How to install security add-ons for Firefox:

(For both Mac & PC) Tools menu > Add-ons

Select the "Get Add-ons" button. Type "noscript" in the search field, then Install and restart Firefox. You should see a "S" icon in the bottom right of the browser window. Right click on this icon and select "Options". Select the Appearance tab and uncheck the "allow scripts globally" box. Now it will warn you when unknown scripts are on websites you visit. You can right-click the icon to approve ones that you trust. Follow the same install steps for Locationbar2 (optional).
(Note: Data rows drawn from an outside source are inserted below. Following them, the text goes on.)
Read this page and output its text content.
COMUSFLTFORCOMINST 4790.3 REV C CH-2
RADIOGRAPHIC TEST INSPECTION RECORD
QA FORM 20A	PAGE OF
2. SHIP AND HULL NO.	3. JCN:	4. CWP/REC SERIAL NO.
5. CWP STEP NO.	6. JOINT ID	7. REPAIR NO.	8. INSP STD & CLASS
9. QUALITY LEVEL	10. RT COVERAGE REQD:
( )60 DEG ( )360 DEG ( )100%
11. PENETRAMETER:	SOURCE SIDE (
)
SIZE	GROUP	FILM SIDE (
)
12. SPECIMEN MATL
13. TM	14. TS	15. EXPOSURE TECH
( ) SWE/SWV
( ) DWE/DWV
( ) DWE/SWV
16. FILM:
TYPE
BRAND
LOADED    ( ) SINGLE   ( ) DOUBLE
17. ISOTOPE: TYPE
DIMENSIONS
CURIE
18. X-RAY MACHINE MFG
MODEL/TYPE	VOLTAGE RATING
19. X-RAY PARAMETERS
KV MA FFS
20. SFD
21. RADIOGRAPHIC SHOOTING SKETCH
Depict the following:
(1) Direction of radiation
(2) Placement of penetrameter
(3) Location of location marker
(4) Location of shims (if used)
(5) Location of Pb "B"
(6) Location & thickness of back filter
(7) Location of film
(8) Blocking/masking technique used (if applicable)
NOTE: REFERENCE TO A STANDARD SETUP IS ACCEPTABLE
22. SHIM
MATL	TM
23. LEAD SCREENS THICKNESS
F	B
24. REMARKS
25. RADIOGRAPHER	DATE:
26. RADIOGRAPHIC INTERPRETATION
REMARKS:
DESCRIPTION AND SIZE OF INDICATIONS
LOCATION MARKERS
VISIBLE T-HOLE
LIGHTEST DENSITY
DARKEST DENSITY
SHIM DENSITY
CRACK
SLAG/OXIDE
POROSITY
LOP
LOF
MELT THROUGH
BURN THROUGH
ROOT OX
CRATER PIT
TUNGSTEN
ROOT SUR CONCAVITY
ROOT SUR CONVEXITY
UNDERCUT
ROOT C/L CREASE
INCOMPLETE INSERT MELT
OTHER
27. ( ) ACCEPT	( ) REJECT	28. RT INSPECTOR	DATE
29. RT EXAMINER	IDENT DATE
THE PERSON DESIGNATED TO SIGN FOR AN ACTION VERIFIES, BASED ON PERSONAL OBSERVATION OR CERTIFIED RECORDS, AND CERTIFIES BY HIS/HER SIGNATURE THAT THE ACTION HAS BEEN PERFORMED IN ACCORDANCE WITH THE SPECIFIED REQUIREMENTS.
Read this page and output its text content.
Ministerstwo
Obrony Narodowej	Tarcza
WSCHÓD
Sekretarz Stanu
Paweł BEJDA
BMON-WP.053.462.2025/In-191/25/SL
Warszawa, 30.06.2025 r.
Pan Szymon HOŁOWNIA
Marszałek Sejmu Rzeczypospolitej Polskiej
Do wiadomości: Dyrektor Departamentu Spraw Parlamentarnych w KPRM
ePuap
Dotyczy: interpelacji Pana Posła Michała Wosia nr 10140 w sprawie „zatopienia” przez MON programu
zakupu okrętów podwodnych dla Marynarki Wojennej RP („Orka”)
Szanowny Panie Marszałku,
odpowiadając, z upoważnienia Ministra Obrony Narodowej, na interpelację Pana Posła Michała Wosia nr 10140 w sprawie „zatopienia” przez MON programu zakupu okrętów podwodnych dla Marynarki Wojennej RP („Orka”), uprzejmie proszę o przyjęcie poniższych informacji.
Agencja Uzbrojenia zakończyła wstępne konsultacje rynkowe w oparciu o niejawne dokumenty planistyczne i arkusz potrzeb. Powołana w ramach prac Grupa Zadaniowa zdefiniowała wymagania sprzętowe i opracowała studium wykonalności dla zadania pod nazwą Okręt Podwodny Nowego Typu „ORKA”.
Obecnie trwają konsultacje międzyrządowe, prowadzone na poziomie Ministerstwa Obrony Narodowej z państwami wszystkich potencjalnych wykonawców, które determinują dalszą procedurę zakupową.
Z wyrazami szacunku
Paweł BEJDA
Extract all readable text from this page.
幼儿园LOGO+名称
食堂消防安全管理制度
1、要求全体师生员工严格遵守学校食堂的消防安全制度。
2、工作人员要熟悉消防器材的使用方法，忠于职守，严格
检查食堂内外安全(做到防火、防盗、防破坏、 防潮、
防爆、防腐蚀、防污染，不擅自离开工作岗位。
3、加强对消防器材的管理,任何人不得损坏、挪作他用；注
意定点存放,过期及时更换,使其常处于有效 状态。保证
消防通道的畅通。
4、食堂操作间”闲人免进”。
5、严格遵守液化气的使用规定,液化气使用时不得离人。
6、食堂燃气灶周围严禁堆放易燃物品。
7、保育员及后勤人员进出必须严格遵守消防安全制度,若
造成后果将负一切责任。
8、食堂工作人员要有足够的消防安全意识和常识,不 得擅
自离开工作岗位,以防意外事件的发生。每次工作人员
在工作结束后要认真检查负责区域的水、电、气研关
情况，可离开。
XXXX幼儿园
NoScript - Since JavaScript is a very powerful programming language, it allows savvy attackers to attack your machine just by embedding scripts into a web site. NoScript allows you to control what each script can do and make a choice as to which scripts should run and which should not. Additionally, NoScript will also block Java programs and Flash.

LocationBar2 - Locationbar2 helps users to overcome a technique used by attackers called "URL obfuscation" in which the attacker hides a bad web link inside one that looks familiar to you. Locationbar2 makes it a lot easier to see EXACTLY where you are navigating to.